Currently, children 13 and younger are prohibited from using tanning beds unless they have a doctor’s prescription.
“I’m really happy they decided to approve it. It was the right thing to do,” says Patricia Bossert, Western North Carolina grassroots manager for the American Cancer Society.
With an estimated 2,360 new cases of melanoma in North Carolina this year, according to ACS, Buncombe County cancer-awareness advocates are educating community members about the potential law change and why they feel it’s important.
Lowering the age a person can legally use a tanning bed will lower the rates of skin cancer, Bossert says, because tanning-bed use leads to a 75-percent increase in the risk of melanoma.
“Melanoma is the most common form of skin cancer for young adults ages 25 to 29 and the second most common form of skin cancer for adolescents ages 15 to 29,” Bossert says. “Teenagers who use tanning beds are more likely to get melanoma.

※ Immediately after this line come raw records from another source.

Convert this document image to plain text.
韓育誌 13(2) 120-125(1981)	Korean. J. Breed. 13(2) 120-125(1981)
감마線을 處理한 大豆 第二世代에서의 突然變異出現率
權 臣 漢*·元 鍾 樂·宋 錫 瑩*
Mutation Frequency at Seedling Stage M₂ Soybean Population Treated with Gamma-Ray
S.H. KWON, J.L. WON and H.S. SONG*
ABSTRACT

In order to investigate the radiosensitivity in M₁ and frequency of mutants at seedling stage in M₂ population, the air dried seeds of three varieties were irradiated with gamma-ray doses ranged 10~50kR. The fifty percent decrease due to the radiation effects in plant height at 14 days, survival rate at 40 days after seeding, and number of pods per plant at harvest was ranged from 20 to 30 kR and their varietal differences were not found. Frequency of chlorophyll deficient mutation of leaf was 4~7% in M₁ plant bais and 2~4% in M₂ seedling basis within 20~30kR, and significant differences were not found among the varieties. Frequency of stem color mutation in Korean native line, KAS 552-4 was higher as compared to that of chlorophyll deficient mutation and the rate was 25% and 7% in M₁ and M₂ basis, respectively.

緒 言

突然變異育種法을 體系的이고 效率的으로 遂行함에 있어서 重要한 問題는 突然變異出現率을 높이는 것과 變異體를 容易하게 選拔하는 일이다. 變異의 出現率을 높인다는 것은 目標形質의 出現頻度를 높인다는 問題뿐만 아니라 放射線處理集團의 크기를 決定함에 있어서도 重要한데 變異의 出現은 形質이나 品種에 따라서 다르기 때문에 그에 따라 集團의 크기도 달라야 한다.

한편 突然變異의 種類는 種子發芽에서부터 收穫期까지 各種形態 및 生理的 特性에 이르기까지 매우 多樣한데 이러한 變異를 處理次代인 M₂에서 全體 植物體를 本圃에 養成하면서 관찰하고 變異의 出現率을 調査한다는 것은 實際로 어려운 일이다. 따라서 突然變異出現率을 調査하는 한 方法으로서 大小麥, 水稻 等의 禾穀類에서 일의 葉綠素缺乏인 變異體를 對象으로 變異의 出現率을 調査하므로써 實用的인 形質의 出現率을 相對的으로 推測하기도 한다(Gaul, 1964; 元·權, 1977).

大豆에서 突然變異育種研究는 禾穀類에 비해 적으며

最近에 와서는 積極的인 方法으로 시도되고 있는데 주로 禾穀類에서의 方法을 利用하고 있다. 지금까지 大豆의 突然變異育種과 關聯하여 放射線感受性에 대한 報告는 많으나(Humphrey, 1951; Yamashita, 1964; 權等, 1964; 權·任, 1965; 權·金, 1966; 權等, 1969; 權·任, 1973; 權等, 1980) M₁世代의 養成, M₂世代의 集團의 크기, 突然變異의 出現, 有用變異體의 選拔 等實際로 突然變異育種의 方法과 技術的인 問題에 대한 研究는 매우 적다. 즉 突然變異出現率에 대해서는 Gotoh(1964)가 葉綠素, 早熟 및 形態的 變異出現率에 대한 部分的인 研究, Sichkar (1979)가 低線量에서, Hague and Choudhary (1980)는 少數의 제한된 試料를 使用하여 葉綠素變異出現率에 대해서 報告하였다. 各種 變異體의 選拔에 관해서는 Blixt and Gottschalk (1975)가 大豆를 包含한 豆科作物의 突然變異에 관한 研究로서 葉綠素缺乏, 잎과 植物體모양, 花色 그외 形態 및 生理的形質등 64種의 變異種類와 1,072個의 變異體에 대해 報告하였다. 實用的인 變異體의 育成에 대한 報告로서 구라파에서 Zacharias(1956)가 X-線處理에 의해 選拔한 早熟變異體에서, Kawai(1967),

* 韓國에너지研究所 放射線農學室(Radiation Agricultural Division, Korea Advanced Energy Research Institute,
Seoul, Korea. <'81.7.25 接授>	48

North Carolina already has laws in place to protect children’s health for tobacco, alcohol and some over-the-counter medications, but we don’t have anything to protect teens from tanning beds that lead to skin cancer.”
Bossert says she sees an increase in tanning-bed use in the spring, when teens are concerned about their pale skin and the thought of upcoming proms and vacations.
“People think tan is beautiful,” the 10-year ACS employee says. “I know when I was a teen I didn’t realize (the long-term effects) at all; we used to call it safe sun because we thought it was much better than being out in the sun. Now we know it’s not. I don’t think teens have any concept of many things that might hurt them, such as tobacco and alcohol, but especially tanning beds. It would seem, if you were a teenager, hard to believe that something so bad for you would be legal for anyone to walk in and use.”
For teens who feel the need to have tan skin, Bossert suggests spray-on tans as a safe alternative.
Even though the proposed law change has gained support, ACS now has to educate legislators on the importance of changing the tanning-bed law, Bossert explains. The General Assembly’s short session begins May 16.
“It seems to be a no-brainer to me and to many people who are working on the issue. We may get it started this year, but it’s probably going to be 2013 before we get something major passed, if we do at all,” Bossert says. “I’m very happy, but we’ve got a long ways to go.”
In her fourth year as an ACS volunteer, Gundlach, who also received a breast-cancer diagnosis in 2008, continues to promote cancer prevention by sharing her story of survival. She believes education and awareness are two of the most important factors in helping teens see tanning is a problem.
“If my adventure and my experience can help one person, then it’s worth it. I never thought it could happen to me, and I was wrong,” Gundlach says. “We need to do everything we can to help ourselves. Do good things for yourself and your body and avoid what you’re not supposed to do.”
Gundlach advises teens to “think about the repercussions and know that you won’t be unscathed.”
— Hali Ledford will graduate from UNCA in May with a mass communication degree.